Councillor Campbell left disappointed as motion to rescind Pikeville twinning with Dundalk fails
Dundalk councillor Anne Campbell has expressed her disappointment today, after her motion to rescind the twinning between Dundalk and Pikeville in Kentucky was defeated at yesterday's Dundalk Municipal District May meeting.
Dundalk Municipal District has been twinned with Pikeville, a town in Kentucky, since 2015. The twinning of the towns links Dundalk to an area with a population of seven thousand in Kentucky, where Dundalk billionaire late Pearse Lyons once founded his Alltech Brewing business.
Cllr Campbell tabled a motion, at the last municipal district meeting before the local elections, to dissolve the twinning between the two towns as a way of saving much needed funds for the local authority.
A number of councillor's gave their views on the twinning of the two towns at the meeting, including Cllr Marianne Butler, one of just two councillors who voted against the twinning of the towns in 2015.
Cllr Butler spoke at the meeting of Alltech's subsequent decision to open up a brewery in Dundalk and said she considered the €5,000 set aside for the twinning of the two towns was an appropriate amount. “We've got anything [we have spent] back 100 times over at this stage”, she added.
Dundalk Carlingford councillor Peter Savage also went against the motion, saying that he believed the motion was “small minded” and pointed to the arrival of Alltech in Dundalk, saying, “getting a factory here within three years is great”.
Supporting his party colleague's motion, Cllr Tomás Sharkey cast doubt on the benefits of the twinning, suggesting that it was the work done by the likes of the IDA and DkIT that brought the jobs to Dundalk.

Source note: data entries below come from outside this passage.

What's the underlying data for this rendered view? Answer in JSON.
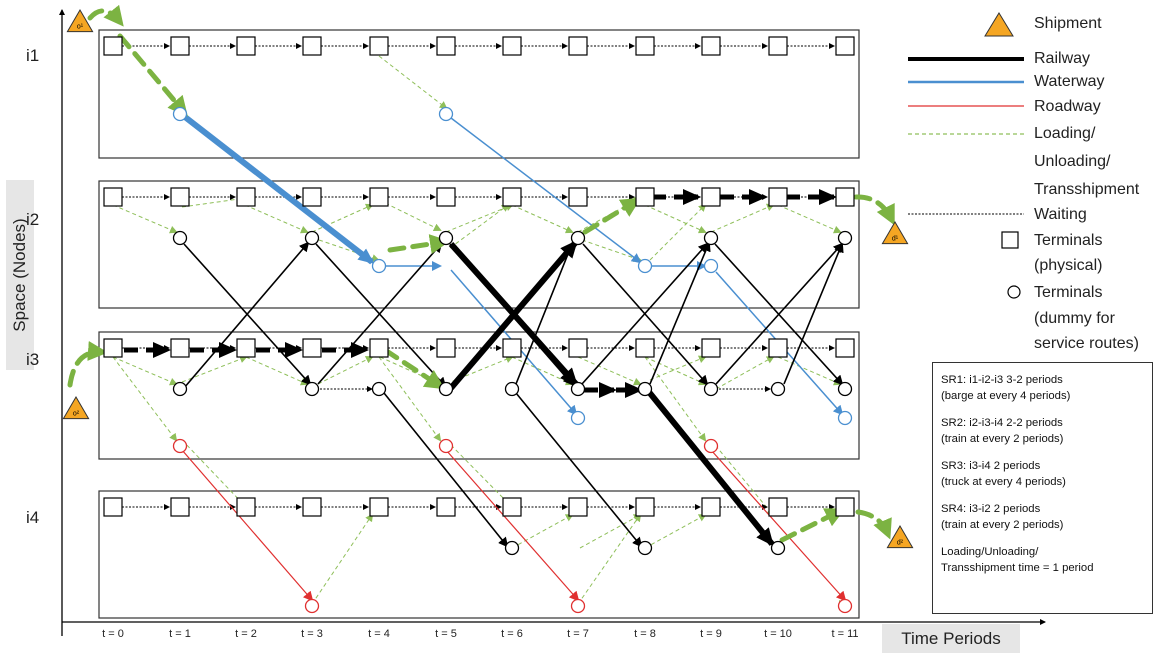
{
  "axes": {
    "y_label": "Space (Nodes)",
    "x_label": "Time Periods",
    "rows": [
      "i1",
      "i2",
      "i3",
      "i4"
    ],
    "time_labels": [
      "t = 0",
      "t = 1",
      "t = 2",
      "t = 3",
      "t = 4",
      "t = 5",
      "t = 6",
      "t = 7",
      "t = 8",
      "t = 9",
      "t = 10",
      "t = 11"
    ]
  },
  "shipments": {
    "origin_1": "o¹",
    "origin_2": "o²",
    "dest_1": "d¹",
    "dest_2": "d²"
  },
  "legend": {
    "shipment": "Shipment",
    "railway": "Railway",
    "waterway": "Waterway",
    "roadway": "Roadway",
    "loading_1": "Loading/",
    "loading_2": "Unloading/",
    "loading_3": "Transshipment",
    "waiting": "Waiting",
    "terminals_phys_1": "Terminals",
    "terminals_phys_2": "(physical)",
    "terminals_dummy_1": "Terminals",
    "terminals_dummy_2": "(dummy for",
    "terminals_dummy_3": "service routes)"
  },
  "service_routes": {
    "sr1": [
      "SR1: i1-i2-i3 3-2 periods",
      "(barge at every 4 periods)"
    ],
    "sr2": [
      "SR2: i2-i3-i4 2-2 periods",
      "(train at every 2 periods)"
    ],
    "sr3": [
      "SR3: i3-i4 2 periods",
      "(truck at every 4 periods)"
    ],
    "sr4": [
      "SR4: i3-i2 2 periods",
      "(train at every 2 periods)"
    ],
    "note": [
      "Loading/Unloading/",
      "Transshipment time = 1 period"
    ]
  },
  "colors": {
    "railway": "#000000",
    "waterway": "#4a8fd0",
    "roadway": "#e03030",
    "loading": "#8fbf5a",
    "shipment_path": "#7cb342",
    "shipment_fill": "#f5a623"
  }
}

The vote on the motion was tied with six votes for and six against the motion, with Cllr Maria Doyle abstaining from the vote. Cathaoirleach Conor Keelan used his casting vote to reject the motion.
Speaking to the Dundalk Democrat today, Cllr Campbell said:
“I’m disappointed with the result of the motion, but I’m glad all the issues are how twinning is picked, run and assessed have had the opportunity to be debated and by those who were opposed, a lot of them had reservations about how twinning is assessed and the use of it, and while I am disappointed that the motion did not pass, I am glad that I got the opportunity to have this debate”.